A whole basket of Glenlivet

No pre-WWII distillation this time, we’ll have old young ones, newish old ones and just anything that sits in the middle. Let’s see how far we’ll manage to go…

Glenlivet 12 yo (43%, OB, unblended all malt, 75cl, +/-1980)

Glenlivet 12 yo (43%, OB, unblended all malt, 75cl, +/-1978) Four stars Could as well have been a little earlier, not too sure. Colour: gold. Nose: it’s a dry and rather smoky one at first nosing, as older Glenlivets could be. Gravel and soot, then overripe apples, hay, cigars and walnuts, with a metallic touch. Some OBE must have happened, because it’s rather earthier than other old young Glenlivets.
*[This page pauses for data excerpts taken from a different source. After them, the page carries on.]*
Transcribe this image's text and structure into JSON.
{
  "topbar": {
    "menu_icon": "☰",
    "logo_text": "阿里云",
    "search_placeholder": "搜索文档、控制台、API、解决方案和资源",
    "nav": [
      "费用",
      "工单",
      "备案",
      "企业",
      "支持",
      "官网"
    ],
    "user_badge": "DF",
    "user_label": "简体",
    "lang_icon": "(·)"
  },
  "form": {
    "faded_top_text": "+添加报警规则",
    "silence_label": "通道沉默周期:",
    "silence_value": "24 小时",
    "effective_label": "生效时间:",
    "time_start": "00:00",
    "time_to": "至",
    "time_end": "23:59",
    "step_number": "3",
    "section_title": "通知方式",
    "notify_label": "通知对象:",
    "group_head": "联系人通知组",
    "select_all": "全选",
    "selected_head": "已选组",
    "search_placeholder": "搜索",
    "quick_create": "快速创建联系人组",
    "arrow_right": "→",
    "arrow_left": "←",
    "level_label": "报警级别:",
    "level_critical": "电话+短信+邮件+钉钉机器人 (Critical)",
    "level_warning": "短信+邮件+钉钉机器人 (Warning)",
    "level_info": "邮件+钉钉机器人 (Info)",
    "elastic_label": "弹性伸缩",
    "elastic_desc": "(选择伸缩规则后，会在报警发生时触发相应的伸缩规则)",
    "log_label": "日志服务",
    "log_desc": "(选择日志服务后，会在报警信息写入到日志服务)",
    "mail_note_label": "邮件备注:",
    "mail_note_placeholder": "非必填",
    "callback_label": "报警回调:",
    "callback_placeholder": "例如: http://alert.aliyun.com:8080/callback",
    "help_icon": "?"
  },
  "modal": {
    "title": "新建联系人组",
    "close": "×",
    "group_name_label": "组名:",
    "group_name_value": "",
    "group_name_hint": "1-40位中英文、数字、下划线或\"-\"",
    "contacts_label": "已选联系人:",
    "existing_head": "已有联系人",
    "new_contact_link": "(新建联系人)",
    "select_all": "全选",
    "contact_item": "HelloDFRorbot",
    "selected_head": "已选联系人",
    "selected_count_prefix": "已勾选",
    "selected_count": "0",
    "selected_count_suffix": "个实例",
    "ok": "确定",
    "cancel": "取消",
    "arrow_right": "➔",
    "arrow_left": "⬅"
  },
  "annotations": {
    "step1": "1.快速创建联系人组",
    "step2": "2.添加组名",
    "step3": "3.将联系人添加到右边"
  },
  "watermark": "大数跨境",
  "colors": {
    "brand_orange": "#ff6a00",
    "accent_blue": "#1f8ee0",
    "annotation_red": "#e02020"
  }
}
Mouth: big stuff, much bigger than contemporary Glenlivet twelves. Sour and tart apples, grapefruit skin, candy sugar, plus these metallic touches again. Apple crumble and strong tea after a few minutes. Not too sure it’s clear that I like it… Finish: long and ample, almost heavy, with some liquorice and more tea. Comments: big spirit of high quality. And it’s still quite easy to find… SGP:462 – 85 points.

Glenlivet 12 yo (40%, OB, pure single malt, 75cl, +/-1985)

Glenlivet 12 yo (40%, OB, pure single malt, 75cl, +/-1985) I believe this version is less old than the previous one, but I’m ready to be proven wrong. Colour: light gold. Nose: yes, it is a much lighter spirit and that’s not just the lower strength. More grains, toasted oak, roasted nuts, straight malt and honey cake. Easy, light and undemanding. Cornflakes. Mouth: a little wishy-washy, grainy, with some overripe apples and a buttery side. Premox in whisky? Some cardboard too, sawdust… Pass! Finish: short and grainy. And dusty. Comments: another, much lower world, but you never know with these old bottles, could have been bottle ageing gone wrong. It’s the dustiness that’s the main problem. SGP:331 - 65 points.

Another go…

Glenlivet 12 yo (43%, OB, pure malt, French import, 75cl, +/-1975)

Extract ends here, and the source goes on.